Os vereadores da Câmara Municipal de Canindé, aprovaram por unanimidade uma moção de aplausos da Presidente do Legislativo Karlinda, à Associação de pais de alunos excepcionais de Canindé.
De acordo com atual presidente e principal coordenador da Associação de Pais e Amigos dos Excepcionais (APAE) em Canindé é Alessandro Jucá. Ele está à frente da diretoria da instituição que atua na região. A APAE tem a atribuição de “promover e articular ações de defesa de direitos e prevenção, orientações, prestação de serviços, apoio à família, direcionadas a melhoria da qualidade de vida da pessoa com deficiência e à construção de uma sociedade justa e solidaria”.
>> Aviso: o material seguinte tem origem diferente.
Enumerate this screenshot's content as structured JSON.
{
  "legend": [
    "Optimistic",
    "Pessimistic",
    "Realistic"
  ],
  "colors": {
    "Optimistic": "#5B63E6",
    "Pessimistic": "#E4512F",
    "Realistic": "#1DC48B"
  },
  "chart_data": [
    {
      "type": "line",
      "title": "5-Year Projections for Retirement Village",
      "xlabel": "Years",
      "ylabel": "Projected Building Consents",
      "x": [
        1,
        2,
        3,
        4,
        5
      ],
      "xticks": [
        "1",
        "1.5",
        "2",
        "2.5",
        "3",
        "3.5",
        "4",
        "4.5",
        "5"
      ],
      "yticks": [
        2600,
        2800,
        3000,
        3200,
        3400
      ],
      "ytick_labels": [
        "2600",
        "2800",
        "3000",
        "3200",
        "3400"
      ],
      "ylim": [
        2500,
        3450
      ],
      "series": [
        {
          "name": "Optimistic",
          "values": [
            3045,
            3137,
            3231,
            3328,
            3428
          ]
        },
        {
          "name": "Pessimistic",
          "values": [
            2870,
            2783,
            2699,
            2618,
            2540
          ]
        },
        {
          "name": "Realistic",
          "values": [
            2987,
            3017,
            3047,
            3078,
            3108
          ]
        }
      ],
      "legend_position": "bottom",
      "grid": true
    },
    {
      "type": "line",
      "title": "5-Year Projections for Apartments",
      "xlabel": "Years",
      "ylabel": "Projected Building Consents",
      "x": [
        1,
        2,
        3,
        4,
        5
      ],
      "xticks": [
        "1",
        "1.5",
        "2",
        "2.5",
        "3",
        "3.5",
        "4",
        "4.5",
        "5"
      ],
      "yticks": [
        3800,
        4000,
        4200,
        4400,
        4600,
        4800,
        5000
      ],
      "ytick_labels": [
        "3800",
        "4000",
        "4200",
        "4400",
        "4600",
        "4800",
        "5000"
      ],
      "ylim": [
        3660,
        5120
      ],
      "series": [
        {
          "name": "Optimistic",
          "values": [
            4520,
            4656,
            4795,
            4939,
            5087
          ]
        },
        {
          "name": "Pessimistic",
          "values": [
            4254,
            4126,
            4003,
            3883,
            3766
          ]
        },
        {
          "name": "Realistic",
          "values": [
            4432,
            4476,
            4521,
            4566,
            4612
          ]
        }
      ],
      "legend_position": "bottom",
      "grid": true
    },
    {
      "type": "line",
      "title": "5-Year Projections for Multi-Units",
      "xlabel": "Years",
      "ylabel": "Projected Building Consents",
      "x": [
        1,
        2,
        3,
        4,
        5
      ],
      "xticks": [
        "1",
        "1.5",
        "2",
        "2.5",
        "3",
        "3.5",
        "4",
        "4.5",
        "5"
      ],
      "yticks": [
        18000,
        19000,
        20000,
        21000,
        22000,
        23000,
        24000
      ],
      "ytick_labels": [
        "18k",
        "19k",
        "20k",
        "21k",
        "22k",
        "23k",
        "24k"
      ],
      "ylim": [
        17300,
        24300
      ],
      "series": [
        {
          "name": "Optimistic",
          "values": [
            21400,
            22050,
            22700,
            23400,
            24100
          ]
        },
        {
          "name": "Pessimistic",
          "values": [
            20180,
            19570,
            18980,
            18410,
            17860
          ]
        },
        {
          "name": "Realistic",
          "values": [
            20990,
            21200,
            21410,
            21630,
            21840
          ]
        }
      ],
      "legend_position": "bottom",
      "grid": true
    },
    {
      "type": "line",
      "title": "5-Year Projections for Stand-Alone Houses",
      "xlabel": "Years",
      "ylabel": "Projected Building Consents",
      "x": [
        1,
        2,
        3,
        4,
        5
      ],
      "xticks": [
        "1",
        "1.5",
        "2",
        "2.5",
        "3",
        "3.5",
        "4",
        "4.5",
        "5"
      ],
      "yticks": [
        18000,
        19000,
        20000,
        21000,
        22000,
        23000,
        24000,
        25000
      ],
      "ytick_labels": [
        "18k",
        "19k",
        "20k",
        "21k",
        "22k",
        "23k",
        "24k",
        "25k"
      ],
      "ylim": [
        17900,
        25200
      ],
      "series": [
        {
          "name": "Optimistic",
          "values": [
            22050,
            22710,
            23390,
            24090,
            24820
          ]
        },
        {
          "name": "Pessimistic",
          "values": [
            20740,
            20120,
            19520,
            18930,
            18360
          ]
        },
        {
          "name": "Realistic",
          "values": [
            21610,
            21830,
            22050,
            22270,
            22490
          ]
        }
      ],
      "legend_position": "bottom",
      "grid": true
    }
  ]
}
‘’Com 26 anos de história, essas atribuições se traduzem no trabalho diário de educar, cuidar, incluir e dar voz às famílias. Inclusão, superação e desafios: fazem parte dessa atuação para ofertar serviços a pessoas com deficiência Intelectual e Múltipla em Canindé, com foco na superação de desafios, inclusão e defesa dos direitos da pessoa com deficiência’’, ressalta Alessandro.
‘’A instituição oferece serviços de assistência social, saúde e educação, com o objetivo de proporcionar maior qualidade de vida às pessoas com deficiência intelectual e múltipla.
Atualmente, a Apae trabalha em Canindé com uma média de atendimentos muito alta por mês, número desafiador, devido às limitações encontradas para prestar os serviços’’.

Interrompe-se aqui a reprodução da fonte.